On Tue, Mar 25, 2014 at 12:51 PM, Mikael Abrahamsson <swmike@swm.pp.se>wrote:
On Tue, 25 Mar 2014, John Levine wrote:
It says a lot about the state of the art that people are still making uninformed guesses like this, non ironically.
I have repeatedly tried to get people interested in methods of making it possible for ISPs to publish their "per-customer" allocation size, so far without any success. Most of the time I seem to get "we did it a certain way for IPv4, it works, we don't want to change it" from people.
[snip] I would suggest the formation of an "IPv6 SMTP Server operator's club," with a system for enrolling certain IP address source ranges as "Active mail servers", active IP addresses and SMTP domain names under the authority of a member.
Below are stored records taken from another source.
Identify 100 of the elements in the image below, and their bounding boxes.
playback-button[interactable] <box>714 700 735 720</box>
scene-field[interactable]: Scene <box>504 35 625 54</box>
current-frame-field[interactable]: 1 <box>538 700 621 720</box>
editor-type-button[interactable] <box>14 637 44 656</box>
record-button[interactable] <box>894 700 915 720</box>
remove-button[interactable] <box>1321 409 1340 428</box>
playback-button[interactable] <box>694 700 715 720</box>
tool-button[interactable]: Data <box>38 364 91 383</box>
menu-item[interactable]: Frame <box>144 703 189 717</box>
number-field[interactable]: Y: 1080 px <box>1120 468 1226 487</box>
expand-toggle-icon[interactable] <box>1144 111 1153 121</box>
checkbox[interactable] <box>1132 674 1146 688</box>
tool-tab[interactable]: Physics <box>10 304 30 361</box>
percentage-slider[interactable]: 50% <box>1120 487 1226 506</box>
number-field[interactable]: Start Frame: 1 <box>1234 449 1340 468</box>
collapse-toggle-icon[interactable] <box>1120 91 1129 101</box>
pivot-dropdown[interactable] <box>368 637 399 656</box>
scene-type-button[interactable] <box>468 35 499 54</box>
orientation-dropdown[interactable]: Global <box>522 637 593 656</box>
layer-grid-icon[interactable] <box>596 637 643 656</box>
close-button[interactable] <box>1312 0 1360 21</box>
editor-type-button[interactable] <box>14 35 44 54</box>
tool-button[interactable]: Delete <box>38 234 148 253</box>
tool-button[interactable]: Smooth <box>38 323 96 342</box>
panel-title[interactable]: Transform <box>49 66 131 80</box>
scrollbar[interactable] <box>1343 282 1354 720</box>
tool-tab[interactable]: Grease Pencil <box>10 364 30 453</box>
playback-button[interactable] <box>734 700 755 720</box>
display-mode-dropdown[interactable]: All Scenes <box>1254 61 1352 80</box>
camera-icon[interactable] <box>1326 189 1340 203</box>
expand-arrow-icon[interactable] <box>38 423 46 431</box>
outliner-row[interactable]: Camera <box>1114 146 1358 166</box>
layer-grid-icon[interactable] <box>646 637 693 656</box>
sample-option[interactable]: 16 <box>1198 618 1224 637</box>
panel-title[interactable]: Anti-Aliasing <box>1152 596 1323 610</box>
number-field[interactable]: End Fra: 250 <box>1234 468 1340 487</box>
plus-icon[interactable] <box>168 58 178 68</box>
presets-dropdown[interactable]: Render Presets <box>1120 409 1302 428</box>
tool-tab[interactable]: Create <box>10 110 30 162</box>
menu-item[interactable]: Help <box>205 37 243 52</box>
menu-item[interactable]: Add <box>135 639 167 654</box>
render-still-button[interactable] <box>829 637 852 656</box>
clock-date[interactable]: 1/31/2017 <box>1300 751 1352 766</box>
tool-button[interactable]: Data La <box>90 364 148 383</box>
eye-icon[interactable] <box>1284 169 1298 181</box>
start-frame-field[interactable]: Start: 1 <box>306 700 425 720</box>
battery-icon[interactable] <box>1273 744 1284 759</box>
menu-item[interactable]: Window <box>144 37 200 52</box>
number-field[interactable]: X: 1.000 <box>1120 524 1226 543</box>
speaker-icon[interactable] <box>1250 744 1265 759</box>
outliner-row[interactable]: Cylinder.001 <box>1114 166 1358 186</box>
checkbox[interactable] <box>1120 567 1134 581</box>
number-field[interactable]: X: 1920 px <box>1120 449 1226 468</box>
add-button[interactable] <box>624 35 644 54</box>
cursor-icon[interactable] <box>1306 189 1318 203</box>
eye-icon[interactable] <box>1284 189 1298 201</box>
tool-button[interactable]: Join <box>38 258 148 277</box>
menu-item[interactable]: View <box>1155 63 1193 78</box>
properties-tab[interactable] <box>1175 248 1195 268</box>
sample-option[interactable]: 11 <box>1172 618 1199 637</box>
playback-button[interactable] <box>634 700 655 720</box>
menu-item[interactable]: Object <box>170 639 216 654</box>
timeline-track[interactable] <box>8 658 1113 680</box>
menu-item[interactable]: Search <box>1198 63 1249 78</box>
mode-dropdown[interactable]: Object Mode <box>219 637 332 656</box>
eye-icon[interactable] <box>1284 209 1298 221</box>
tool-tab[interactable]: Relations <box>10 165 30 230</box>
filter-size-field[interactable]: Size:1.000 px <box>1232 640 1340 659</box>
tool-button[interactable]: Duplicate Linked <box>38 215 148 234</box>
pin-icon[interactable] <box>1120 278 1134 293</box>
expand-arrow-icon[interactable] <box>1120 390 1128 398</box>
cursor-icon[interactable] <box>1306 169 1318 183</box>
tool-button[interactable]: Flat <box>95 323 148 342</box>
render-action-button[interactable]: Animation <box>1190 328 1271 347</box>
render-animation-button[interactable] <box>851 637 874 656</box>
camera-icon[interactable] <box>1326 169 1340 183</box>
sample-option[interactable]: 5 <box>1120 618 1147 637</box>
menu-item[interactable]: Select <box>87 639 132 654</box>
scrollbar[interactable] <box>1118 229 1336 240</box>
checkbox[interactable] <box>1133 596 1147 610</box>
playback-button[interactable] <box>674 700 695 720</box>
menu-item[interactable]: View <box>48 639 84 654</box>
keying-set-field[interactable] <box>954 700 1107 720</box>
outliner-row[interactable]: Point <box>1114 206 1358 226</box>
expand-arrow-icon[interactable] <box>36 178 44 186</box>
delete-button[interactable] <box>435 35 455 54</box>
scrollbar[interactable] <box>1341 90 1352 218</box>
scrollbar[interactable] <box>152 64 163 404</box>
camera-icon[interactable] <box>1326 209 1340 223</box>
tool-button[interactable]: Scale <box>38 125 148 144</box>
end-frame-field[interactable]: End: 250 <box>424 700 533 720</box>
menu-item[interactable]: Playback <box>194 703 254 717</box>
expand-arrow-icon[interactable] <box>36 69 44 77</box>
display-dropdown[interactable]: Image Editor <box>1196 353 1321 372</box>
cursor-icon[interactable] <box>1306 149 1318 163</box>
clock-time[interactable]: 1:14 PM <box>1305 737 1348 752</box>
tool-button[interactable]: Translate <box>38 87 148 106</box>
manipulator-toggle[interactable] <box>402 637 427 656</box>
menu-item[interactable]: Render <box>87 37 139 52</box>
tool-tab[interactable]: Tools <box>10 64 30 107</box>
And certain internet domain names as "Active SMTP domains" authorized to originate mail for specific SMTP servers. And some agreed upon operational policies, such as implementation of TLS using a certificate signed by the CA or a recognized SMTP club.... appropriate processing of abuse requests, and prompt administrator attention in the event of an abuse complaint or other mail issue. With replacement of de-facto default accept with de-facto default deny. E.g. If you didn't bother joining one of the whitelisting clubs we subscribe to and enrolling your mail server. The expectation should become "Nobody on the internet is going to accept mail from you" Spam was a major problem with IPv4..... With IPv6 we have an opportunity to set expectations that allow us to eliminate ad-hoc dedicated SMTP servers friendly to spammers, as an internet phenomenon.
IPv6 changes things. Lots of things. There will be a lot of work to catch up. It's too bad that the part of the ecosystem that fights spam have woken up so late.